The resulting pressure on Europe's performing arts institutions is causing concern at various different levels. Traditionally, Europe's social democracies have preferred allocating scarce goods and services like concerts and operas by queues (financed by huge subsidies to keep prices low) rather than by willingness to pay. Now, this will change.
Performing arts advocates in Europe point to the US, where among other things music directors of even major orchestras are now expected to fully participate in fundraising activities and be active in the local community on the orchestras' behalf. The same thing, they fear, will happen in Europe.
Some conductors have rejected important posts in the US for this reason, feeling that it would interfere with their art. Daniel Barenboim is rumored to have left the Chicago Symphony Orchestra in part because he objected to the fundraising demands that were being made of him.
But US experience shows that getting artistic leaders like orchestra music directors to participate in fundraising need not be bad for the artistic side of the job.
Michael Tilson Thomas in San Francisco, for example, has combined effective fundraising and artistic leadership to propel the San Francisco Symphony to the top rank of US orchestras.
It also should be reassuring to Europeans who fear that greater reliance on private money necessarily means conservative programming that the San Francisco Symphony has one of the most adventurous repertoires in the US.

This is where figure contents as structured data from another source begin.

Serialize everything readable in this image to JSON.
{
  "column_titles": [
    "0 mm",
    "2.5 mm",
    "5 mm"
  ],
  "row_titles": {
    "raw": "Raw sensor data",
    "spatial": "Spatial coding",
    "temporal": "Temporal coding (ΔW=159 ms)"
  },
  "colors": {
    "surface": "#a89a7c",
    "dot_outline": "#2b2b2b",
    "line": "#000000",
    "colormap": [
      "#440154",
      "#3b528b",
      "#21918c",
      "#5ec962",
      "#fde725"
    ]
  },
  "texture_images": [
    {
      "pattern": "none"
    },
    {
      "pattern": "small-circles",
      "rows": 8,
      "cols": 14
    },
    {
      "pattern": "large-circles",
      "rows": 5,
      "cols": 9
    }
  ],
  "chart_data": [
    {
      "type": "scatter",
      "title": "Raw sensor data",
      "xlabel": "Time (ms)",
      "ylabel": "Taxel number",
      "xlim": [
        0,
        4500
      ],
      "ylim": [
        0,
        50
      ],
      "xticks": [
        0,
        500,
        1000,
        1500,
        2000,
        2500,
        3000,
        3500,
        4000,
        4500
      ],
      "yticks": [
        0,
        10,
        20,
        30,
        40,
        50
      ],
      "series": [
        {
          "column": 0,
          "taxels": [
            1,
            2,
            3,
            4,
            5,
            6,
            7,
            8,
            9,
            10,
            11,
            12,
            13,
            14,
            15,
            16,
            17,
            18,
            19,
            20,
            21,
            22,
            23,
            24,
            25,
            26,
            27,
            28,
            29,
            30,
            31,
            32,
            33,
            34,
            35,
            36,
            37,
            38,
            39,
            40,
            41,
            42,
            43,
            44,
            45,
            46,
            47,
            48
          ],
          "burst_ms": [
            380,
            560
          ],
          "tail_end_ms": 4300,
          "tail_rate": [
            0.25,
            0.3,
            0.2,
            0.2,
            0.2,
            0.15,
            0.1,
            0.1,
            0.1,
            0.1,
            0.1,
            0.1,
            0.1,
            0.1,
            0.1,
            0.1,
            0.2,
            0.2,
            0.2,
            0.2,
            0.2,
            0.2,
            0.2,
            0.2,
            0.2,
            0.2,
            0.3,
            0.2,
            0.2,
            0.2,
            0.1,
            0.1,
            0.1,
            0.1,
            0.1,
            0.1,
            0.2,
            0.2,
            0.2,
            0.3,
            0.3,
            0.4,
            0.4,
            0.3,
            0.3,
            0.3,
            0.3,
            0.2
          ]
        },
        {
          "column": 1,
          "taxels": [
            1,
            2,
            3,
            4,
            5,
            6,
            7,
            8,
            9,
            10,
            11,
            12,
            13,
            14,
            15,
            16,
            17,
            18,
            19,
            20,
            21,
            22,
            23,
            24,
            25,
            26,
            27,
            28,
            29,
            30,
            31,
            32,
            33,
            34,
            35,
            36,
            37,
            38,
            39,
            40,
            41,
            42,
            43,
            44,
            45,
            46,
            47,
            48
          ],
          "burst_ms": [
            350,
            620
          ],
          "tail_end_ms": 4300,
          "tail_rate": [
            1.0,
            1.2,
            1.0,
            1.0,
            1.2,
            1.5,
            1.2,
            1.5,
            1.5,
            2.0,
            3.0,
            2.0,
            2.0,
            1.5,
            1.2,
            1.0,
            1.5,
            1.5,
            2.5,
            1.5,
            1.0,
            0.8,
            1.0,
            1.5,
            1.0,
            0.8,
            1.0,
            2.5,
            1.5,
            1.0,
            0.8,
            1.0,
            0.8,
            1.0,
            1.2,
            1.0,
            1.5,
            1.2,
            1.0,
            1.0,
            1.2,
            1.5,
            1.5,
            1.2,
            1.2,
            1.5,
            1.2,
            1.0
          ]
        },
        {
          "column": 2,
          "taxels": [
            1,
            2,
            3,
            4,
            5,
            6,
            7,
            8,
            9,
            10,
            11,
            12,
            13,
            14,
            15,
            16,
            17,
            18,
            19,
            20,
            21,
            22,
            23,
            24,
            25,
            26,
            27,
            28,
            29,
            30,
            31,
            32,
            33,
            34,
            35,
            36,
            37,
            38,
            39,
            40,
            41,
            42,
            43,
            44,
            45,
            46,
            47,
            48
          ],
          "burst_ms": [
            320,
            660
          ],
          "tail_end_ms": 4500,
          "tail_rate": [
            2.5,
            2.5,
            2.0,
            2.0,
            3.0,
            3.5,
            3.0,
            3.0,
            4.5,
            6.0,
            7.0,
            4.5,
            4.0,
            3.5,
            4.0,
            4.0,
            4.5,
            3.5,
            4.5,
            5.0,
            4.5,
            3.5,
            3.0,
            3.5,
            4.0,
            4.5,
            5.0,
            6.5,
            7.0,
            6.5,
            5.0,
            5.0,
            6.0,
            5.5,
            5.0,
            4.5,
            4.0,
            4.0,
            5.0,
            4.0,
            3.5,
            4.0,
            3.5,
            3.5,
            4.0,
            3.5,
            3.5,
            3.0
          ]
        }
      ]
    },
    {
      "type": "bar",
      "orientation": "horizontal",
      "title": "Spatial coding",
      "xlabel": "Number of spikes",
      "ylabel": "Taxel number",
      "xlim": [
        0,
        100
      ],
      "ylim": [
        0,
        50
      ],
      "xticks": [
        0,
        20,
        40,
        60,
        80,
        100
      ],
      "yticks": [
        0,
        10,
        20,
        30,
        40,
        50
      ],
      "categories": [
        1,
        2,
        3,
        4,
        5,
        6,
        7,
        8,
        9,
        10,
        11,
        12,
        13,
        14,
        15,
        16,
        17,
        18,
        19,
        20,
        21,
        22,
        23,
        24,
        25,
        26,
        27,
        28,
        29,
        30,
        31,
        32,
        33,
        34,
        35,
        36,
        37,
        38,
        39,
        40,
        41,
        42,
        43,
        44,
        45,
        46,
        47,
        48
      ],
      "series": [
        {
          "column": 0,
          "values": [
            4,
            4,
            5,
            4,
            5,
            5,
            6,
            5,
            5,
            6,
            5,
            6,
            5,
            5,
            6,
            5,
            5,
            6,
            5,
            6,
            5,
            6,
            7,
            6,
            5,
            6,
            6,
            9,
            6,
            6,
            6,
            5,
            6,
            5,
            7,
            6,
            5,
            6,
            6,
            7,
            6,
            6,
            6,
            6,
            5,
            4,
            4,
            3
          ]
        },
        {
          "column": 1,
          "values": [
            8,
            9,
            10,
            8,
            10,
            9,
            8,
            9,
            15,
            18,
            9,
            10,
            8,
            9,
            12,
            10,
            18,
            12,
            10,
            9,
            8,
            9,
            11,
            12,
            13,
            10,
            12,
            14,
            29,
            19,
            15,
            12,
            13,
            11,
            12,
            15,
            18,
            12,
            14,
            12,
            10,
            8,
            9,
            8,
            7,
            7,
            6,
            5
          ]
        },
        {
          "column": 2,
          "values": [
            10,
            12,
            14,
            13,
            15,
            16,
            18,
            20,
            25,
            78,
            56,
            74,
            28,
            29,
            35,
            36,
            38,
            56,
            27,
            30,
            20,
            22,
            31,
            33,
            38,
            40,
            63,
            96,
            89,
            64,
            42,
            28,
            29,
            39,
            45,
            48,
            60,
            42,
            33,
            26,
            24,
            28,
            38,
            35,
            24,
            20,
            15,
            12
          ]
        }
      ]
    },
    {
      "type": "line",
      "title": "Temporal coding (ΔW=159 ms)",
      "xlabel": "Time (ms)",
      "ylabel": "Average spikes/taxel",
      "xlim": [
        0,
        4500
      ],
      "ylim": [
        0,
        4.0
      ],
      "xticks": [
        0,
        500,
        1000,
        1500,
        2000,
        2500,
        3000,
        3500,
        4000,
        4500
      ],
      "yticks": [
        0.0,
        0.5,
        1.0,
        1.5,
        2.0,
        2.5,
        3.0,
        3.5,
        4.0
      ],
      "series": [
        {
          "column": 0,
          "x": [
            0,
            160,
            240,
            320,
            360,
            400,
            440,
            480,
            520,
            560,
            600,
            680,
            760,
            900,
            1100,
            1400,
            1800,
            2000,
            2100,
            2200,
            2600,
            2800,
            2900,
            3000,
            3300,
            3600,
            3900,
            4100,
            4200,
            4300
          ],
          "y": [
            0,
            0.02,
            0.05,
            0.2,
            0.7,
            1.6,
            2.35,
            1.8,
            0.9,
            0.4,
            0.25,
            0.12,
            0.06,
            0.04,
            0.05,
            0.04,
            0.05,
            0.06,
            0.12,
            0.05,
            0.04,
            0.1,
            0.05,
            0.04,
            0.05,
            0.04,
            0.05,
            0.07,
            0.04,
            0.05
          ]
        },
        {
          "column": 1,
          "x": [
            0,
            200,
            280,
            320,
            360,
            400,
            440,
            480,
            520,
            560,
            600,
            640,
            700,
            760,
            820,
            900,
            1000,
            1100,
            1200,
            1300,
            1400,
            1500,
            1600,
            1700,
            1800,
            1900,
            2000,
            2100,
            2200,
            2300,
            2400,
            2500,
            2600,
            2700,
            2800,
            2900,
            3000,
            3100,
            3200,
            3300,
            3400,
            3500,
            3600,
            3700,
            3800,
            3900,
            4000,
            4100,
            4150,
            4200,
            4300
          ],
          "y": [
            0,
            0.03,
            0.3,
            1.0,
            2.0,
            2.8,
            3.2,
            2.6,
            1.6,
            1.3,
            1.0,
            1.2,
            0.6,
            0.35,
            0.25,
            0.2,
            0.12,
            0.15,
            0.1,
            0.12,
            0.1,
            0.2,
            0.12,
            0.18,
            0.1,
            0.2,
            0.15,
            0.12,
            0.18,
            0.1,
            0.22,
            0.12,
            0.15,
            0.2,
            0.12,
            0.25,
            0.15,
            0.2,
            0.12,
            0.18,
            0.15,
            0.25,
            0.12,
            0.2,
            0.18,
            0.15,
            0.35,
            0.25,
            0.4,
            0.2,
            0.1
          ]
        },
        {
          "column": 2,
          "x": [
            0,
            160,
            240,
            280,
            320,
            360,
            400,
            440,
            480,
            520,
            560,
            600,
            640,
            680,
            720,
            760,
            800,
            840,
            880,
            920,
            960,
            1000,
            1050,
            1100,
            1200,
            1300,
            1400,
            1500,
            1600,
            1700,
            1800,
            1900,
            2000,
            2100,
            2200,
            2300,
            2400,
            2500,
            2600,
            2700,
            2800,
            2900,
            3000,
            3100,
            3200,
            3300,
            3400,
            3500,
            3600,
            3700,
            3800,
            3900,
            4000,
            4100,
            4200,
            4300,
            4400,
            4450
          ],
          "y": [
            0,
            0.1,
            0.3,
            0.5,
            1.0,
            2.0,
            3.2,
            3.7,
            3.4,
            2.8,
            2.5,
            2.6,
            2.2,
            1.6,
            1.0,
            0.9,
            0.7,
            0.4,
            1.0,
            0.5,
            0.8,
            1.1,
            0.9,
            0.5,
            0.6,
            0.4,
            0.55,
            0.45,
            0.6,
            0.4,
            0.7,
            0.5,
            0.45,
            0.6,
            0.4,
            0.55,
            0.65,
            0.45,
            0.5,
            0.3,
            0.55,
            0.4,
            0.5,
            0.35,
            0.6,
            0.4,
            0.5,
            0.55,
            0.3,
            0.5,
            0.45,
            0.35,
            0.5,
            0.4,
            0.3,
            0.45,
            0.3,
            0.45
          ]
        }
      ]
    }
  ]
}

If the audience has progressive tastes, private money and innovative programming are entirely compatible. A corollary is that public money makes it possible for adventurous programming even if audience tastes run on the conservative side.
This is one reason why performing artists in Europe like public money -- it liberates them from a diet of only Beethoven and Mozart. The audience may come to appreciate an adventurous repertoire the more it becomes exposed to it.
Of course, with reduced public spending on the performing arts, not only will there be greater reliance on private money, but ticket prices will have to rise as well. Some argue that this is a bad thing, because they prefer queuing to the price system and fear that higher prices will compromise future audiences by excluding young people.
But cheap prices for the performing arts do not solve the thorny problem of access for youth. First, youth may not take advantage of cheap tickets to the extent that they are not interested in going to hear live classical music at any price. Second, even if they do want to go, they may not be able to get seats, which often are not available because subscriptions stay in the same hands year after year.
What good are cheap prices -- which serve mainly to subsidize the same subscription holders -- if there are no seats? If a taste for classical music is to be subsidized, more targeted subsidies should be preferred to cheap prices.
The best way to bring youth to the performing arts is through education. Because American orchestras can't count on schools or government to provide the basic music education necessary to ensure a continuing audience, some orchestras are doing it themselves with private money.
In San Francisco, for example, the Symphony runs a US$23 million privately funded project called Keeping Score that includes a national public television series, radio shows, interactive music learning and school music programs.
This type of innovative program is relevant for European as well as American orchestras. The problem of youth and access to the performing arts exists on both sides of the Atlantic. So does poor music education in state schools. If orchestras don't look after their own futures, they may well not have one to look after.
Melvyn Krauss is a senior fellow at the Hoover Institution, Stanford University.